L’onore di tenere queste conferenze coincide in me con il desiderio di esporvi i miei dubbi sulla possibilità, oggi, di esprimere una visione unitaria del fare e del pensare musicale, e sull’opportunità di cercare un filo d’Arianna che permetta, a chi lo desidera, di districarsi nel caleidoscopio musicale di questi ultimi decenni e di tentare una tassonomia e una definizione degli innumerevoli e diversi modi di fare e di avvicinarsi, oggi alla musica. 

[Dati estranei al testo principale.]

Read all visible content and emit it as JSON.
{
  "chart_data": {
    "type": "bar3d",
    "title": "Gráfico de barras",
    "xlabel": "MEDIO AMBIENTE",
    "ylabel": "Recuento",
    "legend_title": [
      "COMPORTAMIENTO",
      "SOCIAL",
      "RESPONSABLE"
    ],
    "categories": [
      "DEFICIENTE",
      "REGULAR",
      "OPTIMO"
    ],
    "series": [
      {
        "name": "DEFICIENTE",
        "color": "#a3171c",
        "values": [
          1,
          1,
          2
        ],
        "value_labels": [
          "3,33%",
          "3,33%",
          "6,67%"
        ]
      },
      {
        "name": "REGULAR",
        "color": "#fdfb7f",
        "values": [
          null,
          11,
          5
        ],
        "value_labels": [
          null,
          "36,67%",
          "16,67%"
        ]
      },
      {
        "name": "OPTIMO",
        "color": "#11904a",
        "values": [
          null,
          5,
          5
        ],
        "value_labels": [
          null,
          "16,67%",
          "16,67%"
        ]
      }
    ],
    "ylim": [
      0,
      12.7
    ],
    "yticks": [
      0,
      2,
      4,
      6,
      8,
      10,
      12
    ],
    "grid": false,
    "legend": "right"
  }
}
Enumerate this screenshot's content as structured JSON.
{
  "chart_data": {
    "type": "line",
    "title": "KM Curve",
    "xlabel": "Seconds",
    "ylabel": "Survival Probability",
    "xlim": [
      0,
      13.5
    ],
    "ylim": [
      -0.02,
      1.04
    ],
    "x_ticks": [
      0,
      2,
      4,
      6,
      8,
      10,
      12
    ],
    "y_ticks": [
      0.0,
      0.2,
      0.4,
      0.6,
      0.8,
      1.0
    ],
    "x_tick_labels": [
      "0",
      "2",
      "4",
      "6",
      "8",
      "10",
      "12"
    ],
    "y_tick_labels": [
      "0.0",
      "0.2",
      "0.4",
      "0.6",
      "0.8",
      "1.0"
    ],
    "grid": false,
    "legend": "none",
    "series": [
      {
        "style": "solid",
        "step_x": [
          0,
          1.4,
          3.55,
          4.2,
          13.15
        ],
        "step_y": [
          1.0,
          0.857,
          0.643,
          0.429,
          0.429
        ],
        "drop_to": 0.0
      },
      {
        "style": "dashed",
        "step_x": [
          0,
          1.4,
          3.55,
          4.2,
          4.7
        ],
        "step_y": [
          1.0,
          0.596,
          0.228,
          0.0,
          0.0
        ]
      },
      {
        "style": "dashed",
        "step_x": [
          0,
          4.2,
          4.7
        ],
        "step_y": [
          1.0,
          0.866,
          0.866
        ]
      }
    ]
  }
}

Non voglio, con questo, invitarvi al silenzio dei sensi o a collocare l’esperienza musicale in un fuggevole gioco di specchi ermeneutici. Voglio però suggerirvi alcuni punti di riferimento che sono stati utili a me, nel mio lavoro e nel mio occasionale bisogno di interrogarmi sulla natura della peculiare e affascinante Babele di comportamenti musicali che ci circonda. Vorrei ricordare le parole che Italo Calvino ha scritto per la conclusione della mia azione musicale, Un re in ascolto, quando alla fine il protagonista se ne va dicendo: «un ricordo al futuro». Penso che questa frase sintetizzi il senso delle mie conferenze.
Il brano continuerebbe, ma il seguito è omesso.